Though the object of her husband's love (Gen 24:67), Rebekah bore him no children for 20 years (Gen 25:20,26). Like Sarah, she too was barren, and it was only after that score of years and after the special intercession of Isaac that God at length granted her twin sons. "The purpose of God according to election," as Paul expresses the matter in Rom 9:11, was the cause of that strange oracle to the wondering, inquiring parents, "The elder shall serve the younger" (Gen 25:23).

Whether because of this oracle or for some other reason, it was that younger son, Jacob, who became the object of his mother's special love (Gen 25:28). She it was who led him into the deception practiced upon Isaac (Gen 27:5-17), and she it was who devised the plan for extricating Jacob from the dangerous situation into which that deception had brought him (Gen 27:42-46). When the absence of Jacob from home became essential to his personal safety, Rebekah proposed her own relations in Aram as the goal of his journey, and gave as motive the desirability of Jacob's marrying from among her kindred. Probably she did not realize that in sending her favorite son away on this journey she was sending him away from her forever. Yet such seems to have been the case.
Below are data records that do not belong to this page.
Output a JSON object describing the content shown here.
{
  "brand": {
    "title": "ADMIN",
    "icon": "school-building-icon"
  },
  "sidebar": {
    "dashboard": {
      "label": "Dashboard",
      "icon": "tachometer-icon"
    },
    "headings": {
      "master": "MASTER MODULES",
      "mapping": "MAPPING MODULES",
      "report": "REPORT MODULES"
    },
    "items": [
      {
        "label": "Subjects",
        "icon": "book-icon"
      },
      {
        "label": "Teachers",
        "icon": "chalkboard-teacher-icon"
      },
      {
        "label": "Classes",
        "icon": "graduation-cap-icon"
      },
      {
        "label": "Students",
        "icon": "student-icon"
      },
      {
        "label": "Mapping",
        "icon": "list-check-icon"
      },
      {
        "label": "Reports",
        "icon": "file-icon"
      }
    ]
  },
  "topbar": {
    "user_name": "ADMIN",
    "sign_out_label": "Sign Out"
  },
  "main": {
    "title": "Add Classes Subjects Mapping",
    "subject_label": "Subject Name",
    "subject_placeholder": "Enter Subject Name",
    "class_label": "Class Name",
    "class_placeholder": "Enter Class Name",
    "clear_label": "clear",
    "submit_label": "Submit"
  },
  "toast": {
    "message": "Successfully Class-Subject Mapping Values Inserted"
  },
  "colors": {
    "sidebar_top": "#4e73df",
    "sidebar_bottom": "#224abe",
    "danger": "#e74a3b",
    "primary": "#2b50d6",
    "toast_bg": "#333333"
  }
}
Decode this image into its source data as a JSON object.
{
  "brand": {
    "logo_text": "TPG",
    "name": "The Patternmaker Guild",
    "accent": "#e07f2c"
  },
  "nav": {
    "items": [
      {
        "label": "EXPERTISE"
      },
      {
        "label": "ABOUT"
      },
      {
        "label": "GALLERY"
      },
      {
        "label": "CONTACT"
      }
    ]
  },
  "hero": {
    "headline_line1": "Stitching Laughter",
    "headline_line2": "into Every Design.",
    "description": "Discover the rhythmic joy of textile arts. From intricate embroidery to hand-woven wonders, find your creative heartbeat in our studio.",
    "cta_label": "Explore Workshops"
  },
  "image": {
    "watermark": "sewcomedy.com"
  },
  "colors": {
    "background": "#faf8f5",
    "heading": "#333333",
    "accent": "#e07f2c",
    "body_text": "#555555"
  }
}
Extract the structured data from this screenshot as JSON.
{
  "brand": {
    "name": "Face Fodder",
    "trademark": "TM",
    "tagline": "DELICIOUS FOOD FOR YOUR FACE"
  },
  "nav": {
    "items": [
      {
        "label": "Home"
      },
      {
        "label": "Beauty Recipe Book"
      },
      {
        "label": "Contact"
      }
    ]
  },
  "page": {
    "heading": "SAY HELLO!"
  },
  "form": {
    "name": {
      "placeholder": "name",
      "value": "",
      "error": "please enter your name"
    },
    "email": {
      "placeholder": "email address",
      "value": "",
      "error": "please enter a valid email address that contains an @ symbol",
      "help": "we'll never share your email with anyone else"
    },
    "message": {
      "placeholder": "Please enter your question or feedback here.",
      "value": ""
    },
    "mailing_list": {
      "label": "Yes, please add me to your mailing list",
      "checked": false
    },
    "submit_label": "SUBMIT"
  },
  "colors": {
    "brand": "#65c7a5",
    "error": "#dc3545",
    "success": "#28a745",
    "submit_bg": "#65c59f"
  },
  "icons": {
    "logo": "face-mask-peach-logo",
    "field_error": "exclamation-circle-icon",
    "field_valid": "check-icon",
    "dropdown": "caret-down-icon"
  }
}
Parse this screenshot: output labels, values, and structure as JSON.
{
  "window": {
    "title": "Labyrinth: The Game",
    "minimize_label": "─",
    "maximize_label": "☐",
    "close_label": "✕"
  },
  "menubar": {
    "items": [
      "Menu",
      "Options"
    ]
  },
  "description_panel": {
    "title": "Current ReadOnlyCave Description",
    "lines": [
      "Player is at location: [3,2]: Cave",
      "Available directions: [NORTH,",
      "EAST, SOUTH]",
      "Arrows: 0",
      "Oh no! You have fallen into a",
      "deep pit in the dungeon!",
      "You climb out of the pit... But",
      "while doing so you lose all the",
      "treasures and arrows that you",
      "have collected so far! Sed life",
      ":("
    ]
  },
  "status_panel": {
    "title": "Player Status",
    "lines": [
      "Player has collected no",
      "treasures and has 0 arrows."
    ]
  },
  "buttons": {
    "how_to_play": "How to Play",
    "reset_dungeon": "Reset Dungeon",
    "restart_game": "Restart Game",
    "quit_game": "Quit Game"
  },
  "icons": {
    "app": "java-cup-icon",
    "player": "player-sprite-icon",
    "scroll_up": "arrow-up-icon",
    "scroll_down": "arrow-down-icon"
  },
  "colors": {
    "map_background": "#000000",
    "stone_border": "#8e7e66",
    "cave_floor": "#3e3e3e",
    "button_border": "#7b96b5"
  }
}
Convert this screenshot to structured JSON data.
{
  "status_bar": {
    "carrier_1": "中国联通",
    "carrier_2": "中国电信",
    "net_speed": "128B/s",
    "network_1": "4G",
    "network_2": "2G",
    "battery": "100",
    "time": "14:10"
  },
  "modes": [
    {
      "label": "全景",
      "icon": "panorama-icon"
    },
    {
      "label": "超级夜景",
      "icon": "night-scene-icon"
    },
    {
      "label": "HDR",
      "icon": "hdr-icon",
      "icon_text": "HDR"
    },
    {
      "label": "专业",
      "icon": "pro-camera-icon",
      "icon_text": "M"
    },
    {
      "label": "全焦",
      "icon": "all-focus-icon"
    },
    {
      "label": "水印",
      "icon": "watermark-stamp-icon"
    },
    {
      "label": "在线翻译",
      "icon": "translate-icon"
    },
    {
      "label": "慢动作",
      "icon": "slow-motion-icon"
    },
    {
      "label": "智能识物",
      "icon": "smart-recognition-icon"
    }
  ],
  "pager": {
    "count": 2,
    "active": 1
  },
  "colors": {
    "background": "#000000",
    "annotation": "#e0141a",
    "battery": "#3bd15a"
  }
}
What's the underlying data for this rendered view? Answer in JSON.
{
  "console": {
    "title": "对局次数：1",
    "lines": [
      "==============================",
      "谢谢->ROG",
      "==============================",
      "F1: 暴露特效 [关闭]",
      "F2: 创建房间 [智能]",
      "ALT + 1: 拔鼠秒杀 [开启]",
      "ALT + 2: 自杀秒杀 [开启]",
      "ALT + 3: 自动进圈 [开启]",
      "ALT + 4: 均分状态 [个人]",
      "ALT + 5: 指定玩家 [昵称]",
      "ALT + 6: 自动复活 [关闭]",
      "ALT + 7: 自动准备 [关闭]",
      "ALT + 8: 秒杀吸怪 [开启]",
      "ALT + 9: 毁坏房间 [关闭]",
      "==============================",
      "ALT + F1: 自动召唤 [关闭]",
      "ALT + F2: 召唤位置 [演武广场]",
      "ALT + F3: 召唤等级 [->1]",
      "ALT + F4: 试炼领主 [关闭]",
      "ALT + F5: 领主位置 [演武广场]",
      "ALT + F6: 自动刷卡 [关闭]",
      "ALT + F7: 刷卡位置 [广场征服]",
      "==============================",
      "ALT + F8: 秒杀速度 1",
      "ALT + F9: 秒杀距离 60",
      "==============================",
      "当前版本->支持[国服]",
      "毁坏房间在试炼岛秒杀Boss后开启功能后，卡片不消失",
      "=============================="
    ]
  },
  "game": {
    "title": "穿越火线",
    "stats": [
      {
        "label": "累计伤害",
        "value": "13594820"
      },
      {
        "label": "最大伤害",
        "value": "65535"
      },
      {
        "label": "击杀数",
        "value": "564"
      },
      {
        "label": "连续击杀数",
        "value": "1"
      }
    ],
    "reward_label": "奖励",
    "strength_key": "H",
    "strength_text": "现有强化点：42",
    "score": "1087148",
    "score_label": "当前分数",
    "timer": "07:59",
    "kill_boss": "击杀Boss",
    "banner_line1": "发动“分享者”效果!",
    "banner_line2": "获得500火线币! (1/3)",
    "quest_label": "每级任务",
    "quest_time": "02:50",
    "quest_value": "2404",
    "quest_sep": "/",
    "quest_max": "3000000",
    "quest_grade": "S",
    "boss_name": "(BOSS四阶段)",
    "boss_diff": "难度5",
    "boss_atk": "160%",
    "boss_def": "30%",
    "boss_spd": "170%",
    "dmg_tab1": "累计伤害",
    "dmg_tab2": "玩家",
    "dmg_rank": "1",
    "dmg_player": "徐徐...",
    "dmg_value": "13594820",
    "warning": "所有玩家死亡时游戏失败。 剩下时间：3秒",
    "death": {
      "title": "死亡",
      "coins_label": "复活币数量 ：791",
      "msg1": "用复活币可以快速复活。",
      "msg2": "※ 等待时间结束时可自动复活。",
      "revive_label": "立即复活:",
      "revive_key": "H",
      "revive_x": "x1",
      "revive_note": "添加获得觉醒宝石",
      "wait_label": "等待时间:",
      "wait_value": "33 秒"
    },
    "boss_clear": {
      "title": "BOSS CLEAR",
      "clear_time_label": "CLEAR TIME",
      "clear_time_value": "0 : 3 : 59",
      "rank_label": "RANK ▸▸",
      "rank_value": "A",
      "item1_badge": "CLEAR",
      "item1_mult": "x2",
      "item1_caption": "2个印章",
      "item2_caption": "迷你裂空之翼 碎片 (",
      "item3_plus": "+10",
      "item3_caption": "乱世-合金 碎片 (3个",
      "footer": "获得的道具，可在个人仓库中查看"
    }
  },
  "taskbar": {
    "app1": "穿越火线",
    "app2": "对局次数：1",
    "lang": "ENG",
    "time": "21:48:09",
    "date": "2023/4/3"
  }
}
Though younger than Isaac, who was still living at an advanced age when Jacob returned to Canaan a quarter of a century later, Rebekah seems to have died during that term. We learn definitely only this, that she was buried in the cave of Machpelah near Hebron (Gen 49:31).

Outside of Genesis, Rebekah is alluded to in Scripture only in the passage from Romans (9:10-12) already cited. Her significance there is simply that of the wife of Isaac and the mother of two sons of such different character and destiny as Esau and Jacob. And her significance in Gen, apart from this, lies in her contribution to the family of Abraham of a pure strain from the same eastern stock, thus transmitting to the founders of Israel both an unmixed lineage and that tradition of separateness from Canaanite and other non-Hebrew elements which has proved the greatest factor in the ethnological marvel of the ages, the persistence of the Hebrew people.